It’s time for the defense to take the field! (And no, I’m not talking about Sunday’s big game.)
Over the last few weeks, the stock market has become more turbulent. Stocks have been swinging higher and lower (sometimes quite a bit lower). And investors have a lot of issues to be concerned about.
- Rising interest rates.
- Heightened inflation.
- Corporate profit uncertainty.
- Russia / Ukraine unrest.
- Higher oil and natural gas prices.
- Expensive stock valuations
- And the list goes on.
I’m still very bullish on the overall economic recovery. And there are still so many great opportunities for investors.
But one key signal popped up on my radar this weekend. And based on this pending “death cross” pattern, I’m calling an audible and putting the defensive team on the field.
The idea here is to protect your wealth in today’s market, so you can thrive when the Wall Street bulls once again have the ball.
A Death Cross Signal from the Nasdaq
In January, I wrote a piece on “death cross charts” — a chart pattern that can indicate a change in trend, and ultimately lead to a sharp drop.
At the time, this pattern was popping up for a few of the most over-priced speculative stocks in the market.
But this week, the Nasdaq Composite got a lot closer to completing the death cross pattern for the entire index.
A death cross pattern occurs when a short-term moving average crosses below a longer-term moving average line.

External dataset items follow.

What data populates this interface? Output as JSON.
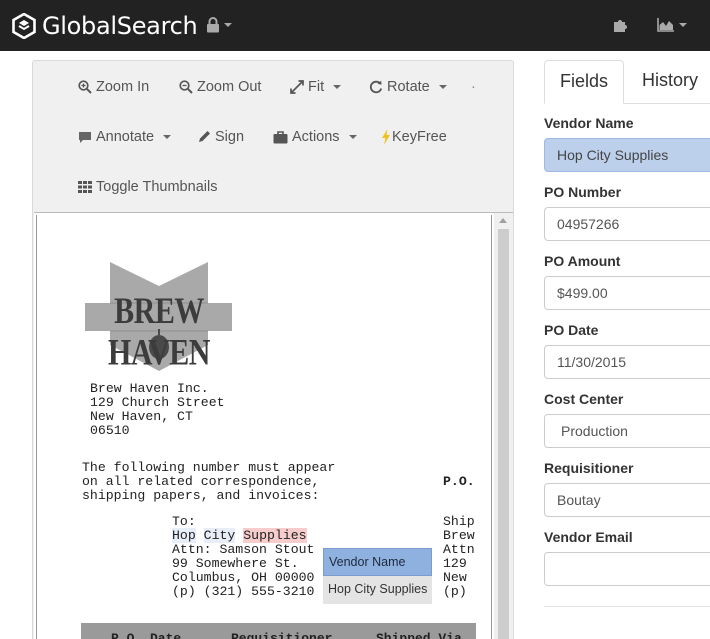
{
  "app": {
    "brand": "GlobalSearch"
  },
  "toolbar": {
    "zoom_in": "Zoom In",
    "zoom_out": "Zoom Out",
    "fit": "Fit",
    "rotate": "Rotate",
    "annotate": "Annotate",
    "sign": "Sign",
    "actions": "Actions",
    "keyfree": "KeyFree",
    "toggle_thumbnails": "Toggle Thumbnails"
  },
  "document": {
    "logo_text": "BREW HAVEN",
    "sender": [
      "Brew Haven Inc.",
      "129 Church Street",
      "New Haven, CT",
      "06510"
    ],
    "notice": [
      "The following number must appear",
      "on all related correspondence,",
      "shipping papers, and invoices:"
    ],
    "po_label": "P.O.",
    "to_label": "To:",
    "vendor_word1": "Hop",
    "vendor_word2": "City",
    "vendor_word3": "Supplies",
    "to_address": [
      "Attn: Samson Stout",
      "99 Somewhere St.",
      "Columbus, OH 00000",
      "(p) (321) 555-3210"
    ],
    "ship_cut": [
      "Ship",
      "Brew",
      "Attn",
      "129",
      "New",
      "(p)"
    ],
    "table_headers": [
      "P.O. Date",
      "Requisitioner",
      "Shipped Via"
    ]
  },
  "tooltip": {
    "title": "Vendor Name",
    "value": "Hop City Supplies"
  },
  "tabs": {
    "fields": "Fields",
    "history": "History"
  },
  "fields": {
    "vendor_name": {
      "label": "Vendor Name",
      "value": "Hop City Supplies"
    },
    "po_number": {
      "label": "PO Number",
      "value": "04957266"
    },
    "po_amount": {
      "label": "PO Amount",
      "value": "$499.00"
    },
    "po_date": {
      "label": "PO Date",
      "value": "11/30/2015"
    },
    "cost_center": {
      "label": "Cost Center",
      "value": "Production"
    },
    "requisitioner": {
      "label": "Requisitioner",
      "value": "Boutay"
    },
    "vendor_email": {
      "label": "Vendor Email",
      "value": ""
    }
  },
  "colors": {
    "navbar": "#222222",
    "highlight_field": "#bcd0ec",
    "tooltip_head": "#8fb1e0",
    "vendor_highlight": "#f6cccc"
  },
  "icons": [
    "globalsearch-logo-icon",
    "lock-icon",
    "puzzle-icon",
    "area-chart-icon",
    "zoom-in-icon",
    "zoom-out-icon",
    "expand-icon",
    "rotate-icon",
    "comment-icon",
    "pencil-icon",
    "briefcase-icon",
    "lightning-icon",
    "grid-icon"
  ]
}
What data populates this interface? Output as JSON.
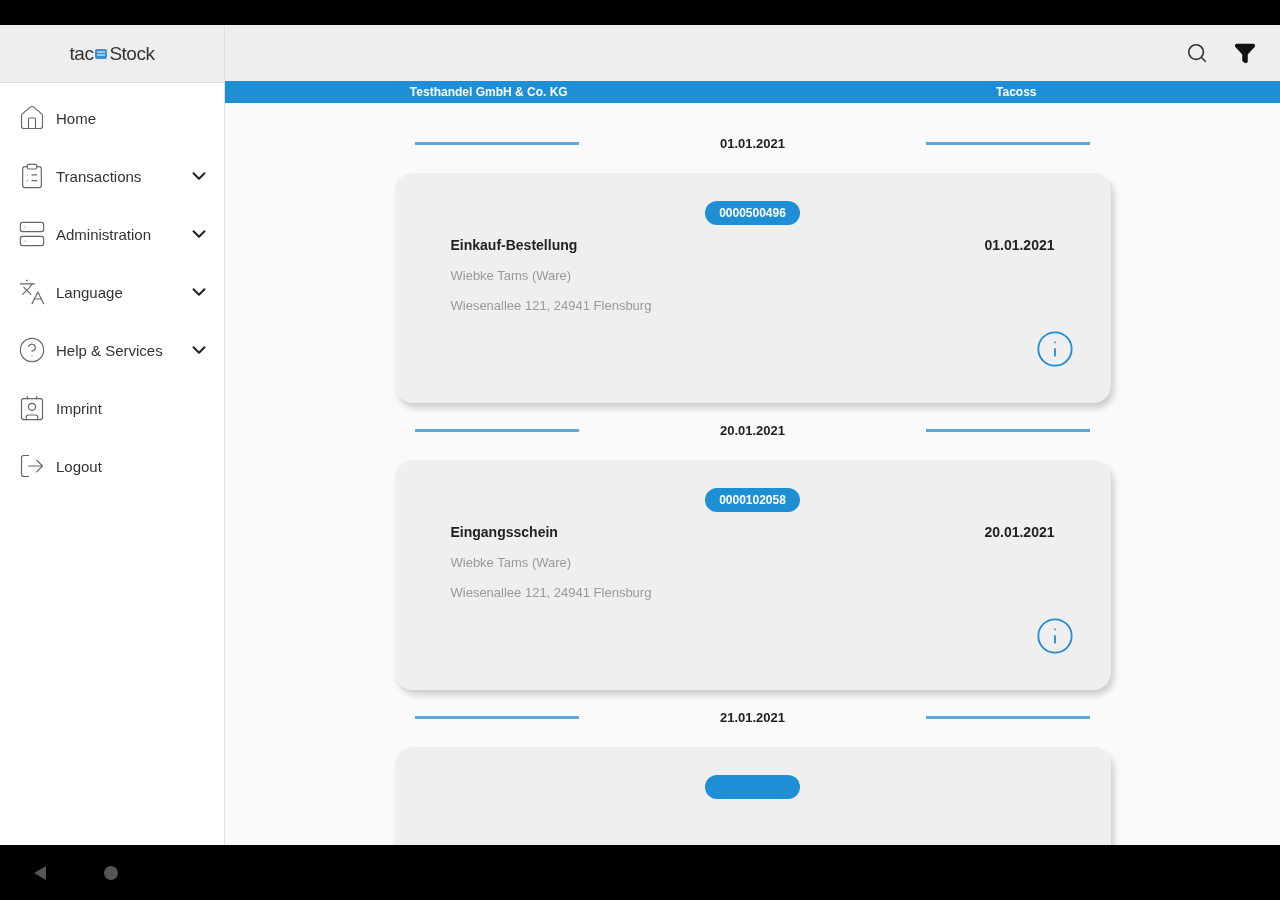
{
  "logo": {
    "prefix": "tac",
    "suffix": "Stock"
  },
  "sidebar": {
    "items": [
      {
        "label": "Home",
        "expandable": false
      },
      {
        "label": "Transactions",
        "expandable": true,
        "expanded": false
      },
      {
        "label": "Administration",
        "expandable": true,
        "expanded": false
      },
      {
        "label": "Language",
        "expandable": true,
        "expanded": false
      },
      {
        "label": "Help & Services",
        "expandable": true,
        "expanded": false
      },
      {
        "label": "Imprint",
        "expandable": false
      },
      {
        "label": "Logout",
        "expandable": false
      }
    ]
  },
  "info_bar": {
    "company": "Testhandel GmbH & Co. KG",
    "user": "Tacoss"
  },
  "groups": [
    {
      "date": "01.01.2021",
      "card": {
        "number": "0000500496",
        "title": "Einkauf-Bestellung",
        "date": "01.01.2021",
        "name": "Wiebke Tams (Ware)",
        "address": "Wiesenallee 121, 24941 Flensburg"
      }
    },
    {
      "date": "20.01.2021",
      "card": {
        "number": "0000102058",
        "title": "Eingangsschein",
        "date": "20.01.2021",
        "name": "Wiebke Tams (Ware)",
        "address": "Wiesenallee 121, 24941 Flensburg"
      }
    },
    {
      "date": "21.01.2021",
      "card": {
        "cut": true
      }
    }
  ]
}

And in the chart above, the 50-day moving average is about to cross below the 200-day average.
This particular death cross setup is watched carefully by trend traders and could lead to a much larger selloff once the pattern is complete.
Now, there’s nothing “magical” about the 50-day average crossing below the 200-day. But if the signal causes many rules-based trend traders to bail out of existing positions — or set up new short positions — it could lead to a lot more selling in the weeks to come.

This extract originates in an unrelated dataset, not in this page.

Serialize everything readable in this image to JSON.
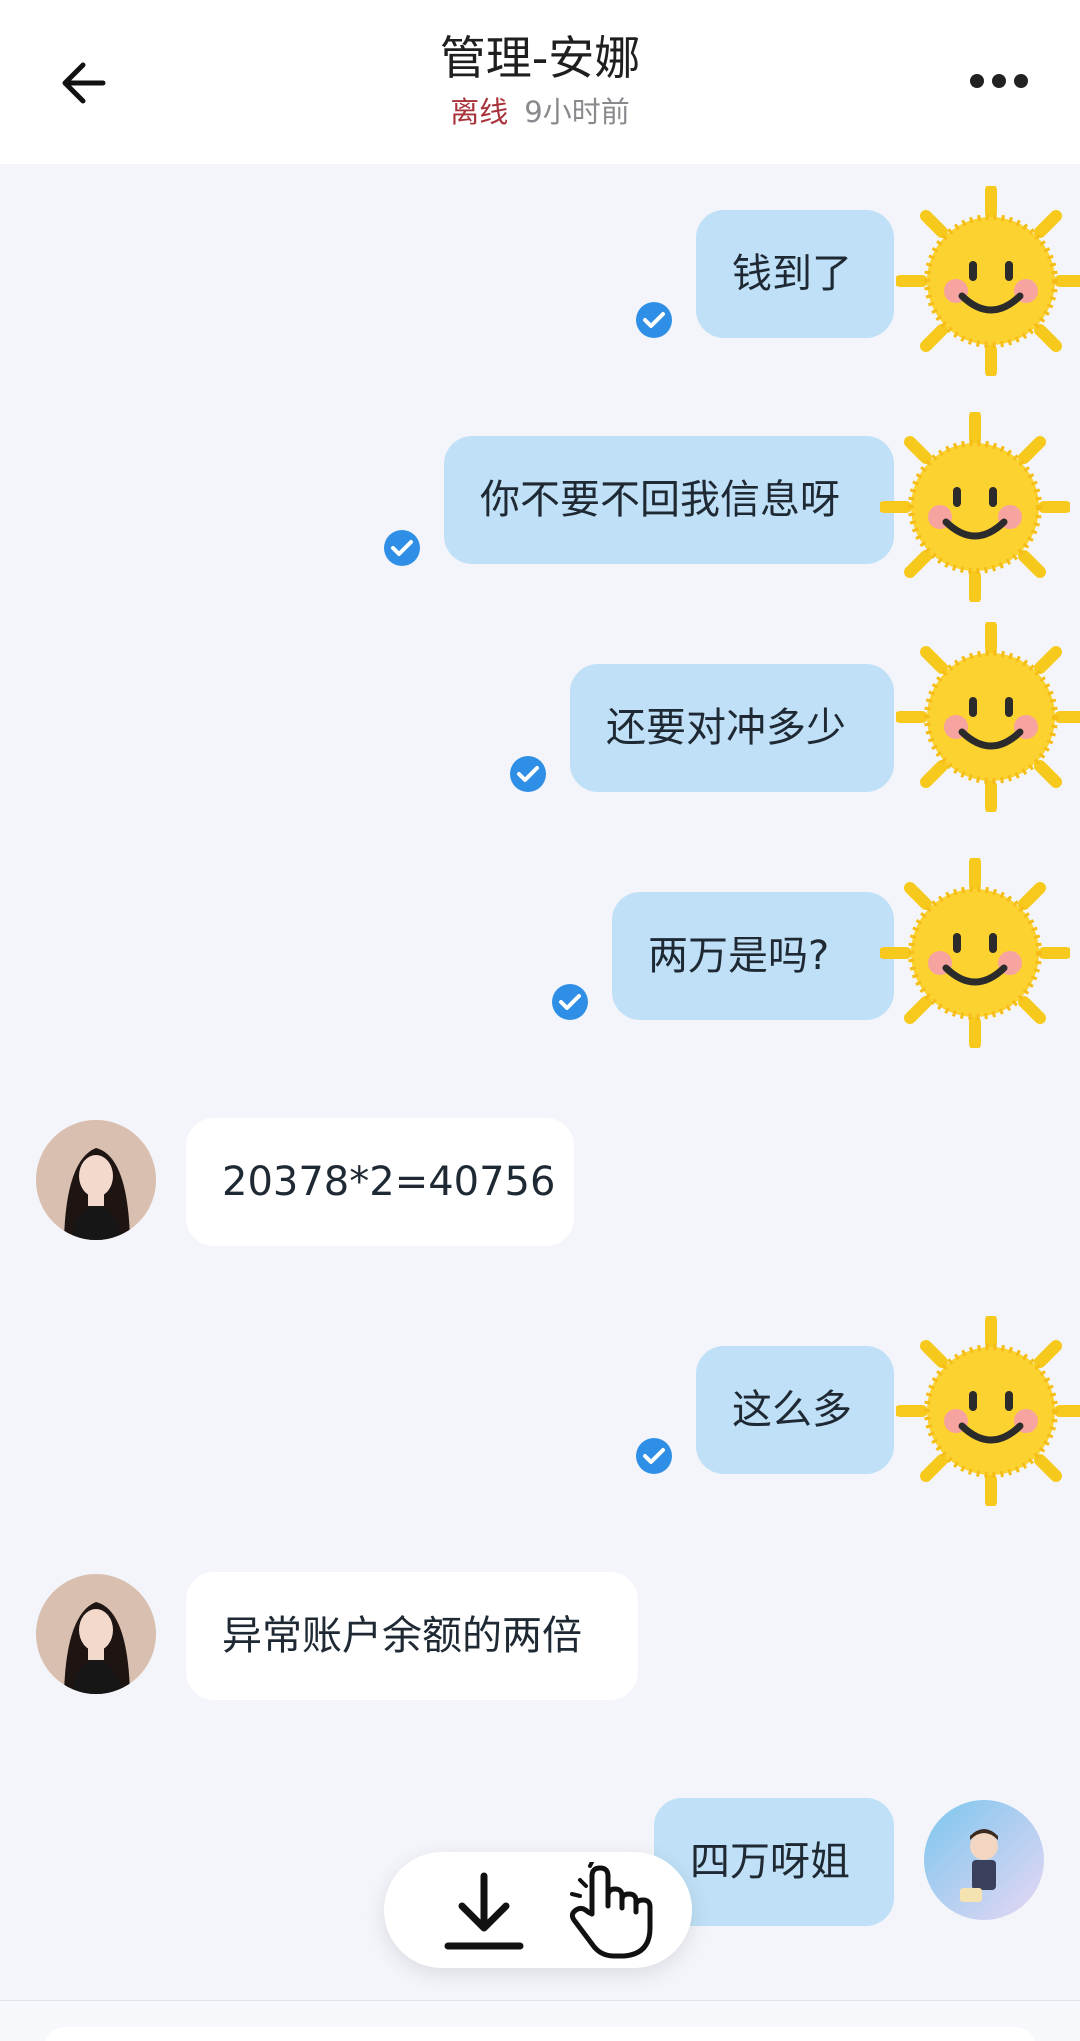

Technology Stocks are Most Vulnerable
Although the Nasdaq Composite is weakening, that doesn’t mean your investment account has to lose money.
And it doesn’t even mean you need to pull all of your cash out of the market.
But you do need to understand which areas are most risky, and how to play good defense with your investments.
Tech stocks pose the biggest risk to your portfolio right now. That’s because many companies in this area have high stock prices compared to earnings per share.
As interest rates rise and investors take a more cautious approach, these prices could trade sharply lower — even while the companies themselves do just fine!
The Nasdaq Composite is full of tech stocks — with technology stocks comprising more than half of the index as of January 20. So as tech stocks fall, so does the Nasdaq Composite.
Also, if trend traders start to short the Nasdaq Composite when the death cross signal is complete, that selling pressure will naturally drive tech stocks lower.
Selling some of your tech shares now is a good way of playing defense and giving yourself a chance to sidestep this particular risk.
The good news is that if you invest in stronger areas of the market today (like financial stocks, energy plays, and maybe even some travel and leisure reopen plays), you’ll be able to make money elsewhere.
Then, once the Nasdaq Composite has had a chance to pull back and reset, you can invest in some of the same names that are vulnerable today. Only you may be able to buy shares at a big discount to where they’re trading right now.
Bottom line, this is a good time to play defense and protect your wealth. Don’t give back the profits you’ve worked so hard to build!